Secondo l’ipotesi dei pm, in particolare del procuratore aggiunto Giuseppe Lombardo, l’omicidio dei due carabinieri rientrerebbe infatti nella strategia stragista lanciata da Cosa nostra contro lo stato agli inizi degli anni Novanta. A convincere i clan calabresi a partecipare alla strategia stragista sarebbero stati i corleonesi, attraverso una serie di incontri. “Occorreva – scrivono i giudici della corte d’assise nella sentenza di primo grado del processo “‘Ndrangheta stragista” – secondo il progetto del Riina, ‘fare la guerra per poi fare la pace’ con lo stato, ma a condizione di consistenti benefici (c.d. ‘papello’ Riina) che sarebbero stati concessi a Cosa nostra attraverso la mediazione dei nuovi referenti politici”. Riemerge, come si vede, persino il mito del “papello”, che secondo la vulgata antimafiosa sarebbe stato stilato da Riina con le richieste di benefici legislativi rivolte allo stato: “L’attenuazione del regime carcerario con la modifica del regime del 41 bis ord. pen. e la chiusura delle carceri nelle isole (Pianosa e l’Asinara), il mantenimento dei patrimoni illeciti, la modifica della legge sui pentiti, la revisione delle condanne subite dai sodali”. Peccato che, come noto, questo papello non sia mai stato ritrovato e che il documento presentato a Palermo da Massimo Ciancimino, figlio del boss Vito, sia stato ritenuto a livello giudiziario “frutto di una grossolana manipolazione” e del tutto inattendibile.

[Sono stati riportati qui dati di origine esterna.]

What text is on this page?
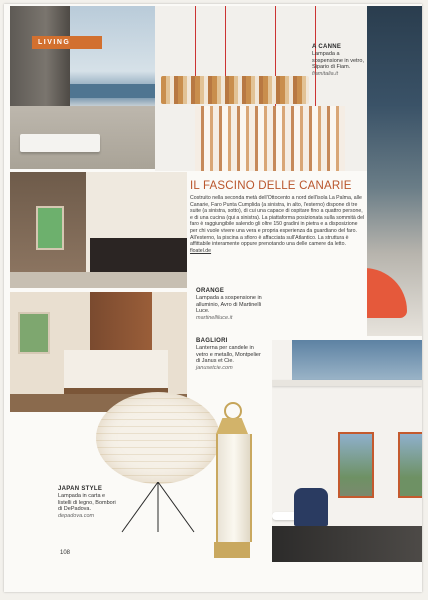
LIVING
A CANNE
Lampada a sospensione in vetro, Sipario di Fiam.
fiamitalia.it
IL FASCINO DELLE CANARIE

Costruito nella seconda metà dell'Ottocento a nord dell'isola La Palma, alle Canarie, Faro Punta Cumplida (a sinistra, in alto, l'esterno) dispone di tre suite (a sinistra, sotto), di cui una capace di ospitare fino a quattro persone, e di una cucina (qui a sinistra). La piattaforma posizionata sulla sommità del faro è raggiungibile salendo gli oltre 150 gradini in pietra e a disposizione per chi vuole vivere una vera e propria esperienza da guardiano del faro. All'esterno, la piscina a sfioro è affacciata sull'Atlantico. La struttura è affittabile interamente oppure prenotando una delle camere da letto. floatel.de

ORANGE
Lampada a sospensione in alluminio, Avro di Martinelli Luce.
martinelliluce.it
BAGLIORI
Lanterna per candele in vetro e metallo, Montpelier di Janus et Cie.
janusetcie.com
JAPAN STYLE
Lampada in carta e listelli di legno, Bombori di DePadova.
depadova.com
108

Si arriva così, quasi inevitabilmente, al teorema della “trattativa”: “La finalità perseguita – scrivono sempre i giudici che hanno accolto le tesi dei pm – rendeva ancor più verosimile l’esistenza di una trattativa, anche perché in quella fase storico-politica, magmatica e tutta in evoluzione (si pensi alle travolgenti inchieste di Mani pulite, allo sfaldamento della c.d. prima Repubblica, alle elezioni del 1994), le aspettative di Cosa nostra di trovare l’interlocutore giusto potevano essere ancora più fondate”.
“Il comune progetto criminale”, come viene definito dai giudici, portato avanti da corleonesi e ‘ndranghetisti, troverebbe fondamento nelle dichiarazioni di vari collaboratori di giustizia. Null’altro. E pazienza se ipotesi e date neanche coincidano in maniera logica tra loro. Ciononostante, la corte in primo grado non ha mostrato dubbi: “‘Ndrangheta e Cosa nostra avevano una necessità impellente: indurre lo stato a trattare”. Non solo, questo univoco progetto stragista avrebbe ricevuto il sostegno di “contesti massonici e pidduisti” e di “soggetti appartenenti ai servizi segreti deviati”.

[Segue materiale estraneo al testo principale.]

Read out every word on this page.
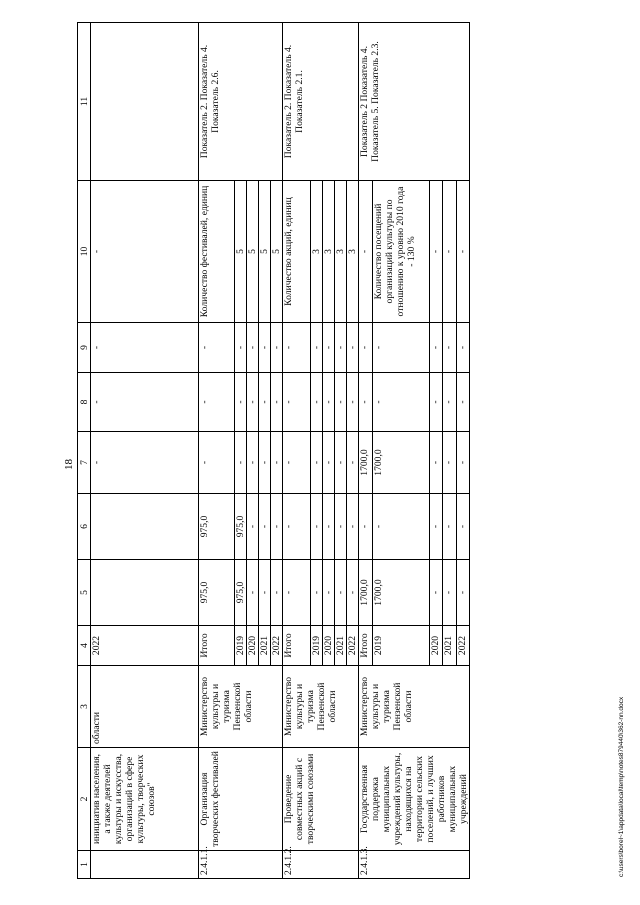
18
1	2	3	4	5	6	7	8	9	10	11
	инициатив населения, а также деятелей культуры и искусства, организаций в сфере культуры, творческих союзов"	области	2022			-	-	-	-	
2.4.1.1.	Организация творческих фестивалей	Министерство культуры и туризма Пензенской области	Итого	975,0	975,0	-	-	-	Количество фестивалей, единиц	Показатель 2. Показатель 4. Показатель 2.6.
			2019	975,0	975,0	-	-	-	5	
			2020	-	-	-	-	-	5	
			2021	-	-	-	-	-	5	
			2022	-	-	-	-	-	5	
2.4.1.2.	Проведение совместных акций с творческими союзами	Министерство культуры и туризма Пензенской области	Итого	-	-	-	-	-	Количество акций, единиц	Показатель 2. Показатель 4. Показатель 2.1.
			2019	-	-	-	-	-	3	
			2020	-	-	-	-	-	3	
			2021	-	-	-	-	-	3	
			2022	-	-	-	-	-	3	
2.4.1.3.	Государственная поддержка муниципальных учреждений культуры, находящихся на территории сельских поселений, и лучших работников муниципальных учреждений	Министерство культуры и туризма Пензенской области	Итого	1700,0	-	1700,0	-	-	-	Показатель 2 Показатель 4. Показатель 5. Показатель 2.3.
			2019	1700,0	-	1700,0	-	-	Количество посещений организаций культуры по отношению к уровню 2010 года - 130 %	
			2020	-	-	-	-	-	-	
			2021	-	-	-	-	-	-	
			2022	-	-	-	-	-	-	
c:\users\borel~1\appdata\local\temp\notes879440\362-nn.docx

Ciliegina sulla torta: la strategia stragista si sarebbe fermata solo in seguito all’individuazione di “nuovi referenti politici”, ovviamente poi individuato nel “nascente partito politico di Forza Italia”, lanciato da Silvio Berlusconi, che tramite Marcello Dell’Utri avrebbe garantito leggi a favore dei mafiosi.

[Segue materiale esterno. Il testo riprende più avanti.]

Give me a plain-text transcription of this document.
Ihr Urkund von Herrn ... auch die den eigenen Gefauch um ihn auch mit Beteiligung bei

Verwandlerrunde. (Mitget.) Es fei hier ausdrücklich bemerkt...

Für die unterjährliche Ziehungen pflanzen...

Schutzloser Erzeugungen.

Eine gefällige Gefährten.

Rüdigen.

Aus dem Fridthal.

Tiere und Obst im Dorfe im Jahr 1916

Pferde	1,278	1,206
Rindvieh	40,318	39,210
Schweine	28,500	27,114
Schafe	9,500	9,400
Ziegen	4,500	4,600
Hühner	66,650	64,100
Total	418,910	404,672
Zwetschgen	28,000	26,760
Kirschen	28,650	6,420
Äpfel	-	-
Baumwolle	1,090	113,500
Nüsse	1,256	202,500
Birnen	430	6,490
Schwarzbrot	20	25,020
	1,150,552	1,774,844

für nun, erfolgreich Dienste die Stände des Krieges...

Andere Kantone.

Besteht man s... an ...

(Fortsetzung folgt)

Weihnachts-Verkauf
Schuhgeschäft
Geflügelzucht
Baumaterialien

Insomma, al processo in corso a Reggio Calabria, la tesi della trattativa bocciata a Palermo non solo viene riproposta, ma ne esce pure rafforzata, attraverso la partecipazione a quest’ultima della ‘ndrangheta e pure della massoneria e dei servizi deviati. Neanche Travaglio avrebbe potuto scrivere una sceneggiatura migliore.